CI deployment error related to GitLab Agent
Summary
Deploying Kubernetes deployments from the CI with Terraform (Helm provider) fails intermittently:
Agent Logs
{"level":"info","time":"2022-06-28T10:04:53.206Z","msg":"Observability endpoint is up","mod_name":"observability","net_network":"tcp","net_address":"[::]:8080"}
{"level":"error","time":"2022-06-29T00:02:58.391Z","msg":"Error handling a connection","mod_name":"reverse_tunnel","error":"rpc error: code = Unavailable desc = closing transport due to: connection error: desc = \"error reading from server: failed to get reader: failed to read frame header: EOF\", received prior goaway: code: NO_ERROR"}
{"level":"error","time":"2022-06-29T00:02:58.391Z","msg":"Error handling a connection","mod_name":"reverse_tunnel","error":"rpc error: code = Unavailable desc = closing transport due to: connection error: desc = \"error reading from server: failed to get reader: failed to read frame header: EOF\", received prior goaway: code: NO_ERROR"}
{"level":"warn","time":"2022-06-29T00:02:58.393Z","msg":"GetConfiguration.Recv failed","error":"rpc error: code = Unavailable desc = closing transport due to: connection error: desc = \"error reading from server: failed to get reader: failed to read frame header: EOF\", received prior goaway: code: NO_ERROR"}
{"level":"warn","time":"2022-06-29T06:09:05.632Z","msg":"GetConfiguration.Recv failed","error":"rpc error: code = Unavailable desc = closing transport due to: connection error: desc = \"error reading from server: failed to get reader: failed to read frame header: EOF\", received prior goaway: code: NO_ERROR"}
{"level":"error","time":"2022-06-29T06:09:05.632Z","msg":"Error handling a connection","mod_name":"reverse_tunnel","error":"rpc error: code = Unavailable desc = closing transport due to: connection error: desc = \"error reading from server: failed to get reader: failed to read frame header: EOF\", received prior goaway: code: NO_ERROR"}
- It seems that the timestamps of the log entries and the timestamps of the deployment don't seem to correlate with each other.
- I didn't find any of the errors / warnings from the log in the troubleshooting docs.
- I found #114 (closed) mentioning the same errors / warnings.

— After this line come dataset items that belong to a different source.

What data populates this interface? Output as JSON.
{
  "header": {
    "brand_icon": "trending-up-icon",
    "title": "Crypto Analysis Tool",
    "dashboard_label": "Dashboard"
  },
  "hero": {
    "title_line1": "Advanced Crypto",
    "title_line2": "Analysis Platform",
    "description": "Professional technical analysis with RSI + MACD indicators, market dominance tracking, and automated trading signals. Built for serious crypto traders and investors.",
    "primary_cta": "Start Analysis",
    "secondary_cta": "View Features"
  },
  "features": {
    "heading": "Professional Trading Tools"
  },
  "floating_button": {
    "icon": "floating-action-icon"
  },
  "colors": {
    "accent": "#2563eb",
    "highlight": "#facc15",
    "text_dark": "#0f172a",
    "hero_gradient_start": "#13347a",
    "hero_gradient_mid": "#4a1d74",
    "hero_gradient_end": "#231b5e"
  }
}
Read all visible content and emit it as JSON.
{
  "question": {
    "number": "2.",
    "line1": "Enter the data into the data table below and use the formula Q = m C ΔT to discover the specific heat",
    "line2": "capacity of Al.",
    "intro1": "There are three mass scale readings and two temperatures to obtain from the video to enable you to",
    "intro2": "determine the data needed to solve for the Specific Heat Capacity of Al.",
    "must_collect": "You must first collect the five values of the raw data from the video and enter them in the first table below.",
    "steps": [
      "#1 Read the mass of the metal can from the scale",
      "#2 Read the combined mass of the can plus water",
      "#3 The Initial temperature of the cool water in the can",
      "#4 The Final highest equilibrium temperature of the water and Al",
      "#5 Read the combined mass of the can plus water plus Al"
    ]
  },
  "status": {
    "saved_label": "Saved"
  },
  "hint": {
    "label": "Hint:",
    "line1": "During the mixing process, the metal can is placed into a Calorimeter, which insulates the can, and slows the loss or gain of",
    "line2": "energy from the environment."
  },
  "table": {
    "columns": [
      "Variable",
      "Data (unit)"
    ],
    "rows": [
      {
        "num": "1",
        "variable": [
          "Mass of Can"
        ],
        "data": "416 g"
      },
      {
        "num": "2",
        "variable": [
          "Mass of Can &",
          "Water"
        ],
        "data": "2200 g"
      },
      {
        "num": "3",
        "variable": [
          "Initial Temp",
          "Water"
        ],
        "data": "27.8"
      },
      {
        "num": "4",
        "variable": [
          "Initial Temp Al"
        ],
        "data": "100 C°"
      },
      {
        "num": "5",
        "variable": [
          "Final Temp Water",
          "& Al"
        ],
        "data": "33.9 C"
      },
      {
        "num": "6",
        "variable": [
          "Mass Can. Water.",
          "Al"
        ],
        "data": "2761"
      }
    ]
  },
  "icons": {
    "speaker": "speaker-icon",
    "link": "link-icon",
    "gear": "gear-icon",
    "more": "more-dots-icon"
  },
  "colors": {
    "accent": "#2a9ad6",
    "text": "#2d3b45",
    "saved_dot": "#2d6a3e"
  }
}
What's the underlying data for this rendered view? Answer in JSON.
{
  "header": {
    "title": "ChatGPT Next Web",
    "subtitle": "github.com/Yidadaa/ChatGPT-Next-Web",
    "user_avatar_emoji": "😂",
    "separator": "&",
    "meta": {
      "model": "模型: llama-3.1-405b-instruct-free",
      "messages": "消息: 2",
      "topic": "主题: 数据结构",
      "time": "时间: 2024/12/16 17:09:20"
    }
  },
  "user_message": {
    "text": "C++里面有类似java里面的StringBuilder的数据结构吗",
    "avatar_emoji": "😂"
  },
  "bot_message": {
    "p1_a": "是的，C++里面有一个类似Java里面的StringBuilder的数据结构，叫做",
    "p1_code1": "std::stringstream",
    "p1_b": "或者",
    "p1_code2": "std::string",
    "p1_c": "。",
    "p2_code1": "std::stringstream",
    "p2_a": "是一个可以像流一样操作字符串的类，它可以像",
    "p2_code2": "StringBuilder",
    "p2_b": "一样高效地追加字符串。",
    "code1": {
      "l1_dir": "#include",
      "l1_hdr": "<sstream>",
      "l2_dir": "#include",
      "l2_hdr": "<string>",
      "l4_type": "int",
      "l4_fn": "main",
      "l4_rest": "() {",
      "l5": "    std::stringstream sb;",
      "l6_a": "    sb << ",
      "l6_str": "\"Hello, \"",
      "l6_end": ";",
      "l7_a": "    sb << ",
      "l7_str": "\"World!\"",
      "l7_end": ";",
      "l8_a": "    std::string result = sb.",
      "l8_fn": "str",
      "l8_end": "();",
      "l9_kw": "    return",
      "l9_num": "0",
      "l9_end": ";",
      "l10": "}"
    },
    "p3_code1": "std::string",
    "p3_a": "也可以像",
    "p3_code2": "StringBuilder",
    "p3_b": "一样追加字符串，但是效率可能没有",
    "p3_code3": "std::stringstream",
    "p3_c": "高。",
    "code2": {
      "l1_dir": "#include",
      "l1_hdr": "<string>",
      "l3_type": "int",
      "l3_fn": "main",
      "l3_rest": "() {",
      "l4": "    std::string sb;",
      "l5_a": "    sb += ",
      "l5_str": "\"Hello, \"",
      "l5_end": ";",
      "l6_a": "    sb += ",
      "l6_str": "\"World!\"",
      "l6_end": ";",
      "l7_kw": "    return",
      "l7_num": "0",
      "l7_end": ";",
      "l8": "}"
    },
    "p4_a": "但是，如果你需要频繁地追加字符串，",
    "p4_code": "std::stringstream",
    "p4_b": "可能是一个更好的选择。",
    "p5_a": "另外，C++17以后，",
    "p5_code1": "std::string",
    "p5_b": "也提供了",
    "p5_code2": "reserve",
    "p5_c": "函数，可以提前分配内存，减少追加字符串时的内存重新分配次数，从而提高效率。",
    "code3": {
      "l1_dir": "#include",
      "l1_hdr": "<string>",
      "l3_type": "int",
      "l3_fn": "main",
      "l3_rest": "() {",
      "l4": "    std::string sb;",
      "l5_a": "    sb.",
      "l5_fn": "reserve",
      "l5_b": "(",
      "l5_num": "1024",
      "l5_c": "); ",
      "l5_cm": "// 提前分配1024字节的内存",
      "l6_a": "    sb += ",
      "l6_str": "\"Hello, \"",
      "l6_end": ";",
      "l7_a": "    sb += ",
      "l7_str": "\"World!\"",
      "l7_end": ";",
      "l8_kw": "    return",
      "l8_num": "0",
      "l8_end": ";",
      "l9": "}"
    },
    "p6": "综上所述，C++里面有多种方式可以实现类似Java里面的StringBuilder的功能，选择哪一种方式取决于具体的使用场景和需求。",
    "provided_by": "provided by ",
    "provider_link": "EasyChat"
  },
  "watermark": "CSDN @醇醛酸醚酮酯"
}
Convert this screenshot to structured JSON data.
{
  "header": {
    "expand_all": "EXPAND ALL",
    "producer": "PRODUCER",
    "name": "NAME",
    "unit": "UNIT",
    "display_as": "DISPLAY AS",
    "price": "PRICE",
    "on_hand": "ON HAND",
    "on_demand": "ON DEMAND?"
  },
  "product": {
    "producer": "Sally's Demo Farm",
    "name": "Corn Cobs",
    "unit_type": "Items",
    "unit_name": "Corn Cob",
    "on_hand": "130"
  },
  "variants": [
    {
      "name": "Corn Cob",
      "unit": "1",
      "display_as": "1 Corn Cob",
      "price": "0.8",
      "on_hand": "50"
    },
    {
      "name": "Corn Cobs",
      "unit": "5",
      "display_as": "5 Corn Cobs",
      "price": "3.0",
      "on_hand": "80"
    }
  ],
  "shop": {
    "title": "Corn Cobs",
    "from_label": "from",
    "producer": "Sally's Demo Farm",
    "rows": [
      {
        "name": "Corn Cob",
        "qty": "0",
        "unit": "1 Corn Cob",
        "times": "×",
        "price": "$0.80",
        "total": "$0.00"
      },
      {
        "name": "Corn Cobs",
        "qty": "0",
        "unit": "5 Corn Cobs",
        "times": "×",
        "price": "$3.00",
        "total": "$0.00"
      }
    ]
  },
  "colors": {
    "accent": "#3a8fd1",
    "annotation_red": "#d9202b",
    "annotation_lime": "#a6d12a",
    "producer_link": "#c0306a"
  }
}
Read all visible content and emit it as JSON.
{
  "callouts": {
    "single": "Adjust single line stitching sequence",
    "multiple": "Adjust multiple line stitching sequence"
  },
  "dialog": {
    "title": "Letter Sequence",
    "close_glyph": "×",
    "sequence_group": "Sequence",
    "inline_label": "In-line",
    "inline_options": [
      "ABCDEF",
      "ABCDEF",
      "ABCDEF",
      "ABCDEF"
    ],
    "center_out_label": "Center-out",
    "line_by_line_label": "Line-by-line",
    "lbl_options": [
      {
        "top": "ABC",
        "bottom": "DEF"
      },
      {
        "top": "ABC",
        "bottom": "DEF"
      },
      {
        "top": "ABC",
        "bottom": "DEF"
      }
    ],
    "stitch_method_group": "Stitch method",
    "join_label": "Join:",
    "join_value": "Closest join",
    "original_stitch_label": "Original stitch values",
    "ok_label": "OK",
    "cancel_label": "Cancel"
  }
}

It's unclear to me how that issue is related and how it was solved.
Things tried
- forced the agent to restart with
kubectl delete pod
, but the problem persists
Severity
The issue is more of an annoyance, because the CI job fails, but the actual deployments of the new / updated applications actually succeed. We can simply retry the CI job and it will then also pass. That is because Terraform sees no difference in the desired vs. the actual state of the deployments.
Context information
- using gitlab.com not self-hosted
- using shared runners
- Cluster Type: AWS EKS
- Kubernetes cluster version: v1.22
- agent version / image: v15.1.0
- registry.gitlab.com/gitlab-org/cluster-integration/gitlab-agent/agentk:v15.1.0
- agent connection status in the GitLab UI is reported as "Connected"
We've recently (end of April 2022) switched from the certificate-based Kubernetes integration to agent-based integration. It's been working fine for two months until yesterday.